Purchased Services, Supplies, Capital Outlay, and Other Objects
     Anticipated expenditures for Purchased Services are based on 4%
     annual cost increases. In 2009 expenditures are anticipated to
     increase by $382,465 due to the subcontracting of substitute teacher
     services. The district has also implemented a $35,000 budget
     reduction for professional development.

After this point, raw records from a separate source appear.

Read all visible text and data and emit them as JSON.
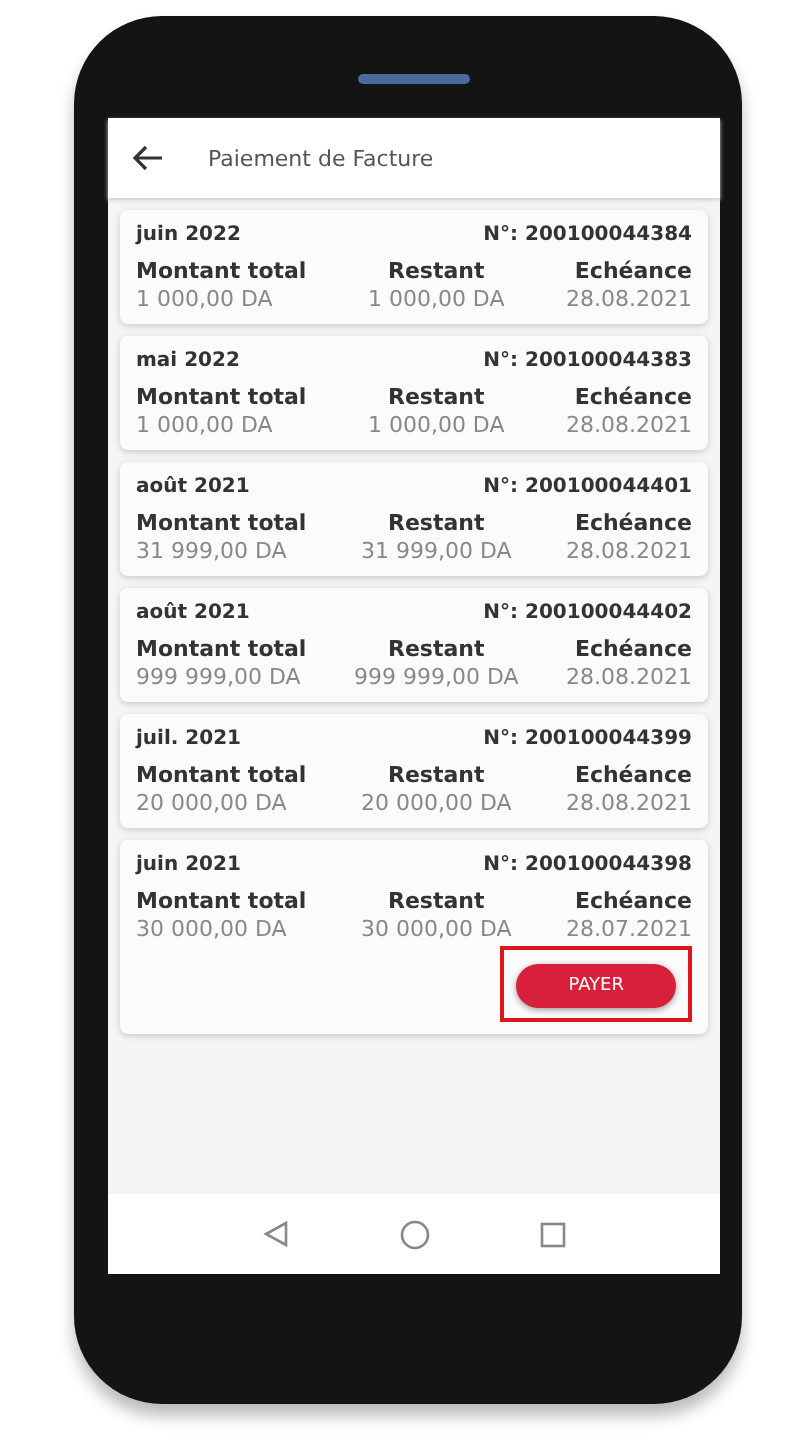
{
  "header": {
    "title": "Paiement de Facture"
  },
  "invoices": [
    {
      "period": "juin 2022",
      "number": "N°: 200100044384",
      "fields": [
        {
          "label": "Montant total",
          "value": "1 000,00 DA"
        },
        {
          "label": "Restant",
          "value": "1 000,00 DA"
        },
        {
          "label": "Echéance",
          "value": "28.08.2021"
        }
      ]
    },
    {
      "period": "mai 2022",
      "number": "N°: 200100044383",
      "fields": [
        {
          "label": "Montant total",
          "value": "1 000,00 DA"
        },
        {
          "label": "Restant",
          "value": "1 000,00 DA"
        },
        {
          "label": "Echéance",
          "value": "28.08.2021"
        }
      ]
    },
    {
      "period": "août 2021",
      "number": "N°: 200100044401",
      "fields": [
        {
          "label": "Montant total",
          "value": "31 999,00 DA"
        },
        {
          "label": "Restant",
          "value": "31 999,00 DA"
        },
        {
          "label": "Echéance",
          "value": "28.08.2021"
        }
      ]
    },
    {
      "period": "août 2021",
      "number": "N°: 200100044402",
      "fields": [
        {
          "label": "Montant total",
          "value": "999 999,00 DA"
        },
        {
          "label": "Restant",
          "value": "999 999,00 DA"
        },
        {
          "label": "Echéance",
          "value": "28.08.2021"
        }
      ]
    },
    {
      "period": "juil. 2021",
      "number": "N°: 200100044399",
      "fields": [
        {
          "label": "Montant total",
          "value": "20 000,00 DA"
        },
        {
          "label": "Restant",
          "value": "20 000,00 DA"
        },
        {
          "label": "Echéance",
          "value": "28.08.2021"
        }
      ]
    },
    {
      "period": "juin 2021",
      "number": "N°: 200100044398",
      "fields": [
        {
          "label": "Montant total",
          "value": "30 000,00 DA"
        },
        {
          "label": "Restant",
          "value": "30 000,00 DA"
        },
        {
          "label": "Echéance",
          "value": "28.07.2021"
        }
      ],
      "pay_button": {
        "label": "PAYER",
        "highlighted": true
      }
    }
  ]
}
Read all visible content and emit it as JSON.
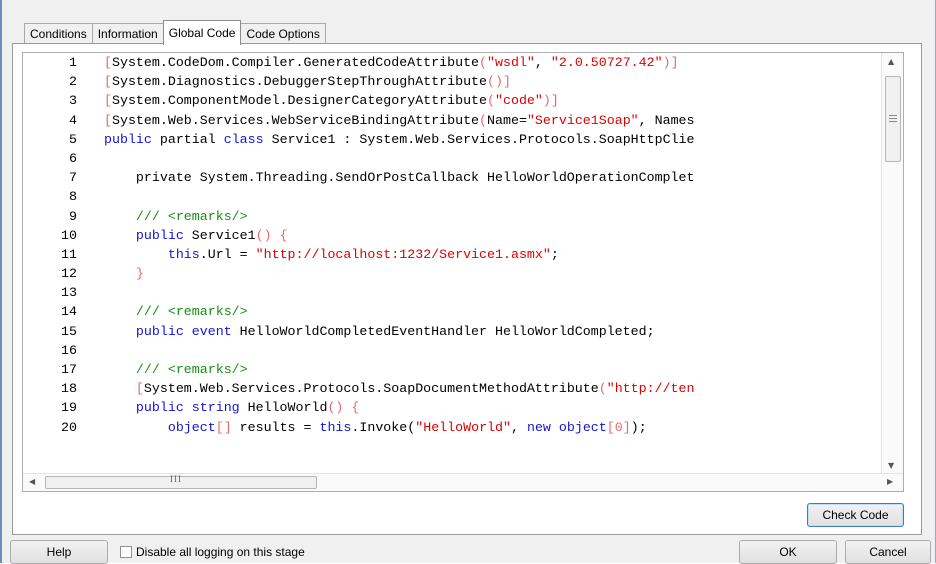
{
  "tabs": [
    {
      "label": "Conditions"
    },
    {
      "label": "Information"
    },
    {
      "label": "Global Code"
    },
    {
      "label": "Code Options"
    }
  ],
  "active_tab": "Global Code",
  "code_lines": [
    {
      "n": "1",
      "tokens": [
        [
          "br",
          "["
        ],
        [
          "t",
          "System.CodeDom.Compiler.GeneratedCodeAttribute"
        ],
        [
          "br",
          "("
        ],
        [
          "str",
          "\"wsdl\""
        ],
        [
          "t",
          ", "
        ],
        [
          "str",
          "\"2.0.50727.42\""
        ],
        [
          "br",
          ")]"
        ]
      ]
    },
    {
      "n": "2",
      "tokens": [
        [
          "br",
          "["
        ],
        [
          "t",
          "System.Diagnostics.DebuggerStepThroughAttribute"
        ],
        [
          "br",
          "()]"
        ]
      ]
    },
    {
      "n": "3",
      "tokens": [
        [
          "br",
          "["
        ],
        [
          "t",
          "System.ComponentModel.DesignerCategoryAttribute"
        ],
        [
          "br",
          "("
        ],
        [
          "str",
          "\"code\""
        ],
        [
          "br",
          ")]"
        ]
      ]
    },
    {
      "n": "4",
      "tokens": [
        [
          "br",
          "["
        ],
        [
          "t",
          "System.Web.Services.WebServiceBindingAttribute"
        ],
        [
          "br",
          "("
        ],
        [
          "t",
          "Name="
        ],
        [
          "str",
          "\"Service1Soap\""
        ],
        [
          "t",
          ", Names"
        ]
      ]
    },
    {
      "n": "5",
      "tokens": [
        [
          "kw",
          "public"
        ],
        [
          "t",
          " partial "
        ],
        [
          "kw",
          "class"
        ],
        [
          "t",
          " Service1 : System.Web.Services.Protocols.SoapHttpClie"
        ]
      ]
    },
    {
      "n": "6",
      "tokens": []
    },
    {
      "n": "7",
      "tokens": [
        [
          "t",
          "    private System.Threading.SendOrPostCallback HelloWorldOperationComplet"
        ]
      ]
    },
    {
      "n": "8",
      "tokens": []
    },
    {
      "n": "9",
      "tokens": [
        [
          "cm",
          "    /// <remarks/>"
        ]
      ]
    },
    {
      "n": "10",
      "tokens": [
        [
          "kw",
          "    public"
        ],
        [
          "t",
          " Service1"
        ],
        [
          "br",
          "() {"
        ]
      ]
    },
    {
      "n": "11",
      "tokens": [
        [
          "kw",
          "        this"
        ],
        [
          "t",
          ".Url = "
        ],
        [
          "str",
          "\"http://localhost:1232/Service1.asmx\""
        ],
        [
          "t",
          ";"
        ]
      ]
    },
    {
      "n": "12",
      "tokens": [
        [
          "br",
          "    }"
        ]
      ]
    },
    {
      "n": "13",
      "tokens": []
    },
    {
      "n": "14",
      "tokens": [
        [
          "cm",
          "    /// <remarks/>"
        ]
      ]
    },
    {
      "n": "15",
      "tokens": [
        [
          "kw",
          "    public event"
        ],
        [
          "t",
          " HelloWorldCompletedEventHandler HelloWorldCompleted;"
        ]
      ]
    },
    {
      "n": "16",
      "tokens": []
    },
    {
      "n": "17",
      "tokens": [
        [
          "cm",
          "    /// <remarks/>"
        ]
      ]
    },
    {
      "n": "18",
      "tokens": [
        [
          "br",
          "    ["
        ],
        [
          "t",
          "System.Web.Services.Protocols.SoapDocumentMethodAttribute"
        ],
        [
          "br",
          "("
        ],
        [
          "str",
          "\"http://ten"
        ]
      ]
    },
    {
      "n": "19",
      "tokens": [
        [
          "kw",
          "    public string"
        ],
        [
          "t",
          " HelloWorld"
        ],
        [
          "br",
          "() {"
        ]
      ]
    },
    {
      "n": "20",
      "tokens": [
        [
          "kw",
          "        object"
        ],
        [
          "br",
          "[]"
        ],
        [
          "t",
          " results = "
        ],
        [
          "kw",
          "this"
        ],
        [
          "t",
          ".Invoke("
        ],
        [
          "str",
          "\"HelloWorld\""
        ],
        [
          "t",
          ", "
        ],
        [
          "kw",
          "new object"
        ],
        [
          "br",
          "[0]"
        ],
        [
          "t",
          ");"
        ]
      ]
    }
  ],
  "hscroll_label": "III",
  "buttons": {
    "check_code": "Check Code",
    "help": "Help",
    "ok": "OK",
    "cancel": "Cancel"
  },
  "disable_logging_label": "Disable all logging on this stage",
  "disable_logging_checked": false,
  "icons": {
    "scroll_up": "triangle-up-icon",
    "scroll_down": "triangle-down-icon",
    "scroll_left": "triangle-left-icon",
    "scroll_right": "triangle-right-icon"
  },
  "colors": {
    "bracket": "#e46b6b",
    "string": "#e00000",
    "keyword": "#1414d8",
    "comment": "#149114"
  }
}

     Anticipated budgets for textbooks and supplies are projected to
     increase by 4% in each fiscal year. In 2009, costs will increase an
     additional $50,000 due to the additional purchase of textbooks. The
     district will cut $65,000 from supply purchases during 2009. The
     District will remain in compliance with the textbook and
     instructional materials set-aside requirements as established by
     House Bill 412.

     In 2008, Capital Outlay budgets are increased by 2% every other
     year.

     Other objects are projected to increase by 2% each year.

Debt Service:
     The District currently has no debt service that is funded from
     General Fund resources.

OTHER FINANCING USES:

Transfers Out, Advances Out, and Other Financing Uses
    A transfer out amount of $136,880 has been included to account for
    EMIS support personnel. Transfers for EMIS support personnel are
    projected to increase by 5% annually. The district also anticipates
    that $1,510 will be refunded from prior years’ revenues.

Encumbrances
     Estimated encumbrances are based on an estimate using historical
     patterns.

RESERVATION OF FUND BALANCE:

Budget Reserve
     In fiscal year 2009 the district will reduce the budget reserve to
     the State minimum of $283,642. Set aside amounts as required by
     House Bill 412 for textbooks and instructional materials are
     expected to diminish over the forecasted years. A set aside is not
     shown for capital improvements since the required amount of the set
     aside will be spent within the Permanent Improvement fund.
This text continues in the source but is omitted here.